Thursday, December 9, 2004

Mother Knows Best

The Virgin Mary's little miracles are the among the best

Yesterday the Roman Catholic Church celebrated the 150th anniversary of the solemn proclamation that Mary, the mother of Jesus (a.k.a. Em-Yeshua) was miraculously conceived without sin. It's certainly no big stretch for me to celebrate that event with solemnity and a festive spirit, because I firmly believe in the truth of that 150-year-old proclamation

A co-worker who's interested in becoming a Catholic joined me at Mass last evening and we stopped to have dinner together after the liturgy. She remarked to me how much peace she experienced visiting the parish church with me, even meeting me at this point in her life. She said that she felt like one of those disciples who's ready for the master to show up. I certainly can agree, because my friend from work whom I'll call Lynn, is like a beautiful little sponge, soaking in everything Catholic that surrounds her. Since the liturgy that we attended last night was her first Mass, Lynn is more like a disciple who's just met her Mistress.

Having been raised as a Baptist, Lynn already has a deep love for Jesus on a personal level. Now, she is meeting the Church and Our Mother on a very personal and intimate level. As we left the nave after Mass, we paused to light a candle at the Marian shrine and to say a prayer that the Blessed Virgin would guide Lynn's journey toward Jesus in the Catholic Church.

What a miracle of grace, this conversion process that I witness in Lynn! It rekindles my own desire for continuing conversion - and the Lord knows how much I need that. I'm praying for Lynn, and I ask you gentle readers to pray for both of us, that we might walk together on this narrow path of conversion together in peace and serenity.

There was another little miracle yesterday; my music sorority pin, something that I had lost last winter suddenly appeared on my bedside stand yesterday morning. Needless to say, I immediately affixed it to a garment and intend to keep it there! Thanks, "Mom" for this little miracle on your special day.

Monday, December 6, 2004

Of Vivid Dreams and Earlier Rising

I chose to rise earlier than usual today

I wanted to have more time to pray and write, and so I set my alarm for an entire hour earlier than I have for the last three weeks.

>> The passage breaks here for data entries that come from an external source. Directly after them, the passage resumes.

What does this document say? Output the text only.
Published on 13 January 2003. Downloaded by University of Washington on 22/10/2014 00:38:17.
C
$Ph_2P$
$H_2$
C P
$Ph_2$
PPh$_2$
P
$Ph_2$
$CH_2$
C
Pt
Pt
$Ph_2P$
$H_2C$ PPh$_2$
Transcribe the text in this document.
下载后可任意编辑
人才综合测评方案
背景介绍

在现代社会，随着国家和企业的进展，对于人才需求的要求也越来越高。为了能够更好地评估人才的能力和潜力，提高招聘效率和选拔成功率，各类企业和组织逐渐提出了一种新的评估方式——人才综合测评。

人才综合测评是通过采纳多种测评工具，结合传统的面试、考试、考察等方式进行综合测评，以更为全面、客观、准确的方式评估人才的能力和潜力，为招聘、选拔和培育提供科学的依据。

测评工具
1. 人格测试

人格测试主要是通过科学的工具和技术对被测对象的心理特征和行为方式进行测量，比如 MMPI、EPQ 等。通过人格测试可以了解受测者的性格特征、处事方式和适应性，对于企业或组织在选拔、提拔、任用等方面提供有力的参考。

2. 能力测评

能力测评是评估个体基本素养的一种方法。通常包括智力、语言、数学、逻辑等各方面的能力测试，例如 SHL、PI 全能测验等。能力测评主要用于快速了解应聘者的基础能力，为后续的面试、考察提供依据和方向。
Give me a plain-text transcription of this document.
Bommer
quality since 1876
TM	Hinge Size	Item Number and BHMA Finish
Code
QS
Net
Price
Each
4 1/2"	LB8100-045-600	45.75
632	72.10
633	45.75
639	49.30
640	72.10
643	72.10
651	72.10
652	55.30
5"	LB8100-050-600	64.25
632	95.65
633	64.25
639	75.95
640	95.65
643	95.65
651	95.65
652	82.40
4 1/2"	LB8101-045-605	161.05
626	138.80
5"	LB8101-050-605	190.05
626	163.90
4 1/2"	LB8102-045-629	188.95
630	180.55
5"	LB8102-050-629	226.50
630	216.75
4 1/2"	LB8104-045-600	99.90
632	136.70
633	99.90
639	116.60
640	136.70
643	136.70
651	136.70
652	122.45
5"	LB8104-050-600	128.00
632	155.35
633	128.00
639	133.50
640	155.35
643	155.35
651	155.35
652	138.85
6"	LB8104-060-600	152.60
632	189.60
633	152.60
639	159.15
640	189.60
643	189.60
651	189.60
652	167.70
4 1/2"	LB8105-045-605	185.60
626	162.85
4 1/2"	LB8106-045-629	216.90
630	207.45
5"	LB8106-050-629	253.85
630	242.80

Learning this new rhythm will be difficult, but not insurmountable. It seems to be a matter of budgeting what time I have available to me, so that I might be able to set an agenda, sort-of:

5:00 Mental Prayer
5:30 Breakfast and PC time
5:50 Lauds
6:05 Dress
6:15 Leave for Mass

My dry run didn't work so well this morning. By the time I finished my morning toilette (as the French call the face-washing, teeth-brushing routine) it was way too late to leave for Mass. So, I decided to give the Lord my good intentions and set the alarm for 4:45 tomorrow.

I just don't like to rush in the morning... frankly, because I can't do it anymore. The only way that I can rush in the morning is to leave out a step or two, and that's not a pleasant thought. So, rising earlier is paramount.

But, I find that rising early can be a drag, too, especially after a night of vivid dreams. Last night's subconscious fare was a review of everything that I've learned so far in training at my new job. How much fun is that? I cannot complain, though - my bedtime prayer was that the Lord would prepare me for the work week. I would say that my prayer was graciously heard.

Of course, all of these vivid dreams wake me up every 60 to 90 minutes, and that gets old, too. Aging isn't all it's cracked up to be! My desire is to cope with equanimity and grace... Lord, help me!

Sunday, December 5, 2004

Life in the Dense Lane

This new job is mentally draining, but fun

Finally, I have some free time to return to blogging. I've just completed three weeks of customer service training at Bright House Networks, and the amount of content to learn is staggering and quite dense. So, yesterday was spent sleeping and today I've been catching up on correspondence, and now a moment with my readers and my thoughts.

The lumbar spine is still giving me fits, but nowhere as severe as it was three weeks ago. That turned out to be the beginning of a nasty Beh├žet's flare involving my eyes, my skin and oral ulcers, too. It's very unusual for me to have four systems flaring at the same time... and it's quite painful, too. Thanks to Doug for his scripturally-loaded comment to my last post three weeks ago!

I've been rising early for prayer most mornings, and I'm not overly anxious about how often I fall asleep when I make my mental prayer. The good Lord knows that I'm showing up to be with him, and when he rouses me I simply tell him that I love him, that I'm totally his and that everything I have belongs to him. Then, it seems that I eventually fall asleep again, and we start the cycle all over for a full thirty minutes or more. By the end of mental prayer, I'm finally half-awake enough to pray Lauds and face the day.

Praised be Jesus that he should love me so much as to put me to sleep on his heart! Even though I may be seated in my room, Jesus loves me enough to calm my pain, to quiet my thoughts, and to cradle me in his arms so that I might rest in him. It's not a bad thing, you know... it's all good.